Inhibition of HDAC by SCFAs also leads to the hyperacetylation of PPARγ, which facilitates its translocation into the nucleus, where it potentiates the transcription of TJPs [49, 50]. Furthermore, the administration of SCFAs promotes the activation of the Wnt signaling pathway and promotes the translocation of β-catenin into the nucleus, which upregulates the transcription of ZO-1, occludin, and claudin-5. The interaction between SCFA signaling and the canonical Wnt/β-catenin pathway is plausible [51, 52].

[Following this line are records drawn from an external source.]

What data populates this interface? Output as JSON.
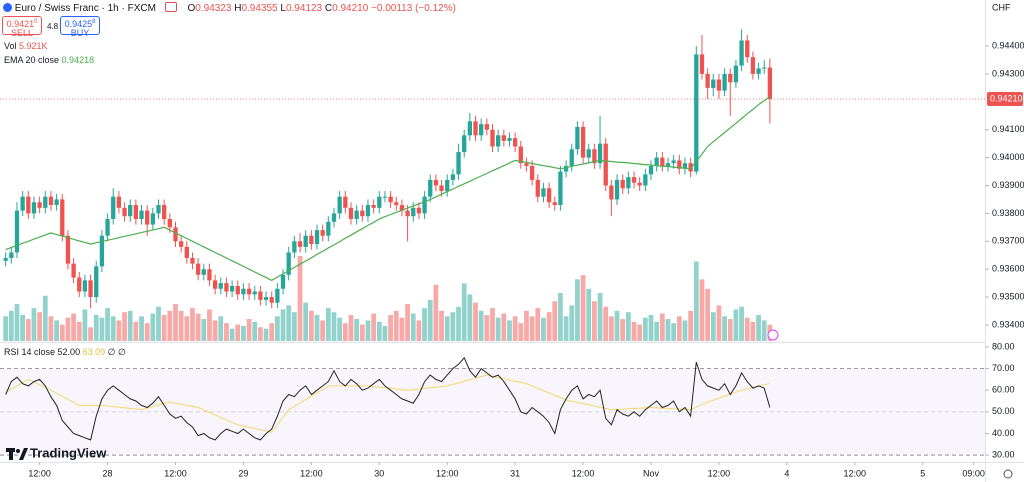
{
  "chart_data": {
    "type": "candlestick",
    "title": "Euro / Swiss Franc · 1h · FXCM",
    "currency": "CHF",
    "ohlc_legend": [
      {
        "key": "O",
        "value": "0.94323"
      },
      {
        "key": "H",
        "value": "0.94355"
      },
      {
        "key": "L",
        "value": "0.94123"
      },
      {
        "key": "C",
        "value": "0.94210"
      }
    ],
    "change_label": "−0.00113 (−0.12%)",
    "up_color": "#26a69a",
    "down_color": "#ef5350",
    "xlim": [
      -1,
      173
    ],
    "xticks": [
      {
        "value": 6,
        "label": "12:00"
      },
      {
        "value": 18,
        "label": "28"
      },
      {
        "value": 30,
        "label": "12:00"
      },
      {
        "value": 42,
        "label": "29"
      },
      {
        "value": 54,
        "label": "12:00"
      },
      {
        "value": 66,
        "label": "30"
      },
      {
        "value": 78,
        "label": "12:00"
      },
      {
        "value": 90,
        "label": "31"
      },
      {
        "value": 102,
        "label": "12:00"
      },
      {
        "value": 114,
        "label": "Nov"
      },
      {
        "value": 126,
        "label": "12:00"
      },
      {
        "value": 138,
        "label": "4"
      },
      {
        "value": 150,
        "label": "12:00"
      },
      {
        "value": 162,
        "label": "5"
      },
      {
        "value": 171,
        "label": "09:00"
      }
    ],
    "ylim": [
      0.93339,
      0.94565
    ],
    "yticks": [
      {
        "value": 0.934,
        "label": "0.93400"
      },
      {
        "value": 0.935,
        "label": "0.93500"
      },
      {
        "value": 0.936,
        "label": "0.93600"
      },
      {
        "value": 0.937,
        "label": "0.93700"
      },
      {
        "value": 0.938,
        "label": "0.93800"
      },
      {
        "value": 0.939,
        "label": "0.93900"
      },
      {
        "value": 0.94,
        "label": "0.94000"
      },
      {
        "value": 0.941,
        "label": "0.94100"
      },
      {
        "value": 0.943,
        "label": "0.94300"
      },
      {
        "value": 0.944,
        "label": "0.94400"
      }
    ],
    "open": [
      0.9363,
      0.9364,
      0.9366,
      0.9381,
      0.9386,
      0.938,
      0.9384,
      0.9382,
      0.9386,
      0.9383,
      0.9385,
      0.9372,
      0.9362,
      0.9357,
      0.9352,
      0.9356,
      0.935,
      0.9361,
      0.9372,
      0.9378,
      0.9386,
      0.9382,
      0.9379,
      0.9383,
      0.9378,
      0.9381,
      0.9376,
      0.938,
      0.9383,
      0.9378,
      0.9375,
      0.937,
      0.9368,
      0.9364,
      0.9362,
      0.9358,
      0.936,
      0.9356,
      0.9353,
      0.9355,
      0.9352,
      0.9354,
      0.9351,
      0.9353,
      0.9351,
      0.9352,
      0.9349,
      0.935,
      0.9348,
      0.9353,
      0.9358,
      0.9366,
      0.937,
      0.9368,
      0.9372,
      0.9369,
      0.9374,
      0.9372,
      0.9377,
      0.938,
      0.9386,
      0.9382,
      0.9378,
      0.9381,
      0.9379,
      0.9383,
      0.9382,
      0.9386,
      0.9386,
      0.9384,
      0.9383,
      0.9381,
      0.9379,
      0.9382,
      0.938,
      0.9386,
      0.9392,
      0.939,
      0.9388,
      0.9392,
      0.9394,
      0.9402,
      0.9408,
      0.9413,
      0.9408,
      0.9412,
      0.941,
      0.9404,
      0.9408,
      0.9406,
      0.9407,
      0.9404,
      0.9398,
      0.9397,
      0.9392,
      0.9386,
      0.9389,
      0.9384,
      0.9383,
      0.9395,
      0.9397,
      0.9403,
      0.9411,
      0.94,
      0.9403,
      0.9398,
      0.9405,
      0.939,
      0.9385,
      0.9392,
      0.9389,
      0.9393,
      0.9391,
      0.939,
      0.9394,
      0.9397,
      0.94,
      0.9397,
      0.9398,
      0.9399,
      0.9396,
      0.9398,
      0.9395,
      0.9437,
      0.943,
      0.9425,
      0.9428,
      0.9424,
      0.943,
      0.9427,
      0.9433,
      0.9442,
      0.9436,
      0.943,
      0.9432,
      0.94323
    ],
    "high": [
      0.9366,
      0.9368,
      0.9384,
      0.9388,
      0.9388,
      0.9386,
      0.9386,
      0.9388,
      0.9388,
      0.9387,
      0.9387,
      0.9374,
      0.9364,
      0.9359,
      0.9358,
      0.9358,
      0.9363,
      0.9374,
      0.938,
      0.9389,
      0.9388,
      0.9384,
      0.9385,
      0.9385,
      0.9383,
      0.9383,
      0.9382,
      0.9385,
      0.9385,
      0.938,
      0.9377,
      0.9372,
      0.937,
      0.9366,
      0.9364,
      0.9362,
      0.9362,
      0.9358,
      0.9357,
      0.9357,
      0.9356,
      0.9356,
      0.9355,
      0.9355,
      0.9354,
      0.9354,
      0.9352,
      0.9352,
      0.9355,
      0.936,
      0.9368,
      0.9372,
      0.9373,
      0.9374,
      0.9374,
      0.9376,
      0.9376,
      0.9379,
      0.9382,
      0.9388,
      0.9388,
      0.9384,
      0.9383,
      0.9383,
      0.9385,
      0.9385,
      0.9388,
      0.9388,
      0.9388,
      0.9386,
      0.9385,
      0.9383,
      0.9384,
      0.9384,
      0.9388,
      0.9394,
      0.9394,
      0.9392,
      0.9394,
      0.9396,
      0.9405,
      0.941,
      0.9416,
      0.9415,
      0.9414,
      0.9414,
      0.9412,
      0.941,
      0.941,
      0.9409,
      0.9409,
      0.9406,
      0.94,
      0.9399,
      0.9394,
      0.9391,
      0.9391,
      0.9386,
      0.9397,
      0.9399,
      0.9405,
      0.9413,
      0.9413,
      0.9405,
      0.9405,
      0.9415,
      0.9407,
      0.9392,
      0.9394,
      0.9394,
      0.9395,
      0.9395,
      0.9393,
      0.9396,
      0.9399,
      0.9402,
      0.9402,
      0.94,
      0.9401,
      0.9401,
      0.94,
      0.94,
      0.944,
      0.9444,
      0.9432,
      0.943,
      0.943,
      0.9432,
      0.9432,
      0.9435,
      0.9446,
      0.9444,
      0.9438,
      0.9434,
      0.9435,
      0.94355
    ],
    "low": [
      0.9361,
      0.9362,
      0.9364,
      0.9379,
      0.9378,
      0.9378,
      0.938,
      0.938,
      0.9381,
      0.9381,
      0.937,
      0.936,
      0.9355,
      0.935,
      0.935,
      0.9346,
      0.9348,
      0.9359,
      0.937,
      0.9376,
      0.938,
      0.9377,
      0.9377,
      0.9376,
      0.9376,
      0.9372,
      0.9374,
      0.9378,
      0.9376,
      0.9373,
      0.9368,
      0.9366,
      0.9362,
      0.936,
      0.9356,
      0.9356,
      0.9354,
      0.9351,
      0.9351,
      0.935,
      0.935,
      0.9349,
      0.9349,
      0.9349,
      0.9349,
      0.9347,
      0.9347,
      0.9346,
      0.9346,
      0.9351,
      0.9356,
      0.9364,
      0.9366,
      0.9366,
      0.9367,
      0.9367,
      0.937,
      0.937,
      0.9375,
      0.9378,
      0.938,
      0.9376,
      0.9376,
      0.9377,
      0.9377,
      0.938,
      0.938,
      0.9384,
      0.9382,
      0.9381,
      0.9379,
      0.937,
      0.9377,
      0.9378,
      0.9378,
      0.9384,
      0.9388,
      0.9386,
      0.9386,
      0.939,
      0.9392,
      0.94,
      0.9406,
      0.9406,
      0.9406,
      0.9408,
      0.9402,
      0.9402,
      0.9404,
      0.9404,
      0.9402,
      0.9396,
      0.9395,
      0.939,
      0.9384,
      0.9384,
      0.9382,
      0.9381,
      0.9381,
      0.9393,
      0.9395,
      0.9401,
      0.9398,
      0.9398,
      0.9396,
      0.9396,
      0.9388,
      0.9379,
      0.9383,
      0.9387,
      0.9387,
      0.9389,
      0.9388,
      0.9388,
      0.9392,
      0.9395,
      0.9395,
      0.9395,
      0.9396,
      0.9394,
      0.9394,
      0.9393,
      0.9394,
      0.9428,
      0.9421,
      0.9422,
      0.9421,
      0.9422,
      0.9415,
      0.9425,
      0.9431,
      0.9434,
      0.9428,
      0.9428,
      0.943,
      0.94123
    ],
    "close": [
      0.9364,
      0.9366,
      0.9381,
      0.9386,
      0.938,
      0.9384,
      0.9382,
      0.9386,
      0.9383,
      0.9385,
      0.9372,
      0.9362,
      0.9357,
      0.9352,
      0.9356,
      0.935,
      0.9361,
      0.9372,
      0.9378,
      0.9386,
      0.9382,
      0.9379,
      0.9383,
      0.9378,
      0.9381,
      0.9376,
      0.938,
      0.9383,
      0.9378,
      0.9375,
      0.937,
      0.9368,
      0.9364,
      0.9362,
      0.9358,
      0.936,
      0.9356,
      0.9353,
      0.9355,
      0.9352,
      0.9354,
      0.9351,
      0.9353,
      0.9351,
      0.9352,
      0.9349,
      0.935,
      0.9348,
      0.9353,
      0.9358,
      0.9366,
      0.937,
      0.9368,
      0.9372,
      0.9369,
      0.9374,
      0.9372,
      0.9377,
      0.938,
      0.9386,
      0.9382,
      0.9378,
      0.9381,
      0.9379,
      0.9383,
      0.9382,
      0.9386,
      0.9386,
      0.9384,
      0.9383,
      0.9381,
      0.9379,
      0.9382,
      0.938,
      0.9386,
      0.9392,
      0.939,
      0.9388,
      0.9392,
      0.9394,
      0.9402,
      0.9408,
      0.9413,
      0.9408,
      0.9412,
      0.941,
      0.9404,
      0.9408,
      0.9406,
      0.9407,
      0.9404,
      0.9398,
      0.9397,
      0.9392,
      0.9386,
      0.9389,
      0.9384,
      0.9383,
      0.9395,
      0.9397,
      0.9403,
      0.9411,
      0.94,
      0.9403,
      0.9398,
      0.9405,
      0.939,
      0.9385,
      0.9392,
      0.9389,
      0.9393,
      0.9391,
      0.939,
      0.9394,
      0.9397,
      0.94,
      0.9397,
      0.9398,
      0.9399,
      0.9396,
      0.9398,
      0.9395,
      0.9437,
      0.943,
      0.9425,
      0.9428,
      0.9424,
      0.943,
      0.9427,
      0.9433,
      0.9442,
      0.9436,
      0.943,
      0.9432,
      0.94323,
      0.9421
    ],
    "volume": {
      "name": "Vol",
      "last_value_label": "5.921K",
      "up_color": "rgba(38,166,154,0.5)",
      "down_color": "rgba(239,83,80,0.5)",
      "values": [
        9000,
        11000,
        13500,
        9500,
        8000,
        12000,
        10500,
        16500,
        9000,
        7500,
        6000,
        8500,
        10000,
        7000,
        11500,
        5000,
        9500,
        8500,
        12000,
        9000,
        7500,
        10500,
        11000,
        7000,
        9000,
        6500,
        10000,
        12500,
        9500,
        11000,
        13500,
        11000,
        9000,
        12000,
        10000,
        8000,
        11500,
        7500,
        9000,
        6500,
        4500,
        6000,
        5500,
        8000,
        7000,
        5000,
        4500,
        6500,
        9000,
        11500,
        13000,
        10500,
        31000,
        14000,
        11000,
        9500,
        7500,
        12000,
        10500,
        8500,
        6500,
        9500,
        8000,
        6000,
        7500,
        10000,
        7000,
        5500,
        9500,
        11000,
        8500,
        13500,
        10000,
        7500,
        12000,
        15000,
        20500,
        11000,
        9000,
        10500,
        12500,
        21000,
        17000,
        14000,
        11000,
        9500,
        12000,
        8500,
        10000,
        7500,
        9000,
        6500,
        11000,
        9000,
        12000,
        8500,
        10500,
        14500,
        17500,
        9000,
        13000,
        22500,
        24000,
        19000,
        14500,
        17500,
        12500,
        9000,
        11000,
        8000,
        10500,
        7000,
        6000,
        8500,
        9500,
        7000,
        10000,
        8000,
        6500,
        9000,
        7500,
        11000,
        29000,
        22500,
        19000,
        10500,
        13000,
        9000,
        8000,
        11500,
        12500,
        8500,
        7000,
        9500,
        7500,
        5921
      ]
    },
    "ema": {
      "name": "EMA 20 close",
      "last_value_label": "0.94218",
      "color": "#4caf50",
      "values": [
        0.9367,
        0.93678,
        0.93685,
        0.93693,
        0.937,
        0.93708,
        0.93715,
        0.93723,
        0.9373,
        0.93724,
        0.93719,
        0.93713,
        0.93707,
        0.93701,
        0.93696,
        0.9369,
        0.93695,
        0.93699,
        0.93704,
        0.93708,
        0.93713,
        0.93718,
        0.93722,
        0.93727,
        0.93732,
        0.93736,
        0.93741,
        0.93745,
        0.9375,
        0.9374,
        0.9373,
        0.9372,
        0.9371,
        0.937,
        0.9369,
        0.9368,
        0.9367,
        0.9366,
        0.9365,
        0.9364,
        0.9363,
        0.9362,
        0.9361,
        0.936,
        0.9359,
        0.9358,
        0.9357,
        0.9356,
        0.93572,
        0.93583,
        0.93595,
        0.93606,
        0.93618,
        0.93629,
        0.93641,
        0.93653,
        0.93664,
        0.93676,
        0.93687,
        0.93699,
        0.93711,
        0.93722,
        0.93734,
        0.93745,
        0.93757,
        0.93768,
        0.9378,
        0.93788,
        0.93796,
        0.93804,
        0.93811,
        0.93819,
        0.93827,
        0.93834,
        0.93842,
        0.9385,
        0.93859,
        0.93869,
        0.93878,
        0.93887,
        0.93897,
        0.93906,
        0.93915,
        0.93925,
        0.93934,
        0.93943,
        0.93953,
        0.93962,
        0.93971,
        0.93981,
        0.9399,
        0.93986,
        0.93983,
        0.93979,
        0.93975,
        0.93971,
        0.93968,
        0.93964,
        0.9396,
        0.93964,
        0.93969,
        0.93973,
        0.93977,
        0.93981,
        0.93986,
        0.9399,
        0.93988,
        0.93986,
        0.93984,
        0.93983,
        0.93981,
        0.93979,
        0.93977,
        0.93975,
        0.93973,
        0.93971,
        0.93969,
        0.93968,
        0.93966,
        0.93964,
        0.93962,
        0.9396,
        0.93987,
        0.94013,
        0.9404,
        0.94057,
        0.94073,
        0.9409,
        0.94107,
        0.94123,
        0.9414,
        0.94157,
        0.94173,
        0.9419,
        0.94204,
        0.94218
      ]
    },
    "rsi": {
      "name": "RSI 14 close",
      "value_label": "52.00",
      "ma_label": "63.09",
      "extra_labels": [
        "∅",
        "∅"
      ],
      "color": "#222222",
      "ma_color": "#f5d76e",
      "ylim": [
        26.8,
        82.3
      ],
      "yticks": [
        {
          "value": 80,
          "label": "80.00"
        },
        {
          "value": 70,
          "label": "70.00"
        },
        {
          "value": 60,
          "label": "60.00"
        },
        {
          "value": 50,
          "label": "50.00"
        },
        {
          "value": 40,
          "label": "40.00"
        },
        {
          "value": 30,
          "label": "30.00"
        }
      ],
      "levels": [
        70,
        50,
        30
      ],
      "values": [
        58,
        64,
        66,
        63,
        62,
        64,
        65,
        62,
        57,
        53,
        46,
        43,
        40,
        39,
        38,
        37,
        48,
        56,
        60,
        62,
        60,
        58,
        56,
        55,
        53,
        52,
        54,
        57,
        53,
        49,
        47,
        48,
        45,
        43,
        39,
        40,
        38,
        37,
        40,
        42,
        41,
        40,
        42,
        40,
        38,
        37,
        40,
        42,
        48,
        55,
        58,
        57,
        60,
        62,
        58,
        60,
        62,
        64,
        69,
        64,
        62,
        65,
        63,
        60,
        61,
        63,
        65,
        62,
        60,
        58,
        56,
        55,
        54,
        58,
        64,
        67,
        65,
        64,
        67,
        70,
        72,
        75,
        69,
        66,
        70,
        68,
        66,
        67,
        64,
        60,
        56,
        50,
        49,
        52,
        50,
        48,
        45,
        40,
        51,
        56,
        60,
        62,
        56,
        58,
        57,
        60,
        47,
        44,
        51,
        49,
        48,
        50,
        48,
        51,
        53,
        55,
        52,
        53,
        55,
        50,
        52,
        48,
        73,
        65,
        62,
        61,
        60,
        63,
        58,
        62,
        68,
        64,
        61,
        62,
        61,
        52
      ],
      "ma_values": [
        59,
        60.5,
        62,
        63.5,
        65,
        63.8,
        62.5,
        61.3,
        60,
        58.6,
        57.2,
        55.8,
        54.4,
        53,
        53,
        53,
        53,
        53,
        52.7,
        52.4,
        52.1,
        51.9,
        51.6,
        51.3,
        51,
        51.7,
        52.4,
        53.1,
        53.8,
        54.5,
        54,
        53.5,
        53,
        52.5,
        52,
        50.9,
        49.7,
        48.6,
        47.4,
        46.3,
        45.1,
        44,
        43.4,
        42.9,
        42.3,
        41.7,
        41.2,
        40.6,
        44.1,
        47.5,
        51,
        52.6,
        54.1,
        55.7,
        57.3,
        58.9,
        60.4,
        62,
        62,
        62,
        62,
        62,
        62,
        62,
        62,
        61.7,
        61.4,
        61.1,
        60.9,
        60.6,
        60.3,
        60,
        60.3,
        60.6,
        60.9,
        61.1,
        61.4,
        61.7,
        62,
        62.7,
        63.4,
        64.1,
        64.9,
        65.6,
        66.3,
        67,
        66.4,
        65.9,
        65.3,
        64.7,
        64.1,
        63.6,
        63,
        61.9,
        60.9,
        59.8,
        58.7,
        57.6,
        56.6,
        55.5,
        54.9,
        54.4,
        53.8,
        53.3,
        52.7,
        52.1,
        51.6,
        51,
        51.1,
        51.3,
        51.4,
        51.6,
        51.7,
        51.9,
        52,
        51.9,
        51.7,
        51.6,
        51.4,
        51.3,
        51.1,
        51,
        52.2,
        53.3,
        54.5,
        55.4,
        56.3,
        57.3,
        58.2,
        59.1,
        60,
        60.6,
        61.2,
        61.9,
        62.5,
        63.09
      ]
    }
  },
  "trade_panel": {
    "sell_price": "0.9421",
    "sell_pip": "0",
    "sell_label": "SELL",
    "spread": "4.8",
    "buy_price": "0.9425",
    "buy_pip": "8",
    "buy_label": "BUY"
  },
  "brand": "TradingView"
}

Overall, our findings suggest that the administration of a probiotic cocktail (LLH135) containing Lactobacillus fermentum LH01, Lactobacillus reuteri LH03, and Lactobacillus plantarum LH05 is a promising candidate for the prevention of dopaminergic neuronal damage and the permeability of the blood-brain and gut barriers. This confirms that the modulation of the intestinal microbiota plays an important role in the regulation of dopaminergic cell death in models of parkinsonism induction. All these effects could be reasonably attributed to the effects of SCFAs by the different mechanisms abovementioned. These SCFAs could be produced by the bacteria present in the probiotic mixture as well. However, one of the limitations of the present study was the lack of measurement of these SCFAs in the in vivo model. Another limitation is that we were not able to sequence samples from the microbiota. This information could have provided more knowledge about the ways in which the probiotics produced their effects.

Data Availability

The data that support the findings of this study are available from the corresponding author, Flores-Soto ME, upon reasonable request.

Conflicts of Interest

The authors declare no financial or competing interests.

Authors’ Contributions

Nápoles-Medina AY contributed to the first version and full edition of the manuscript, the introduction, and most of the laboratory work. Aguilar-Uscanga BR and Solís-Pacheco JR provided substantial contributions to probiotic formulation, strain obtention, review of the manuscript, and corrections. Ramírez-Jirano LJ worked on methodology support for permeabilities and review of the manuscript. Tejeda-Martínez AR carried out the statistic section, methodologic assessment, TBARS assay, and discussion. Urmeneta-Ortiz MF and Chaparro-Huerta V were assigned to the edition formatting, review of the article, and immunohistochemistry analysis. Flores-Soto ME was responsible for the final corrections to the article, discussion, funding, and original idea.


This study was supported by the Consejo Nacional de Humanidades, Ciencias y Tecnologías (CONAHCYT) project (#281452) granted to Dr. Mario Eduardo Flores-Soto and scholarship (CONAHCYT #1099710) granted to Angelica Yanet Nápoles-Medina.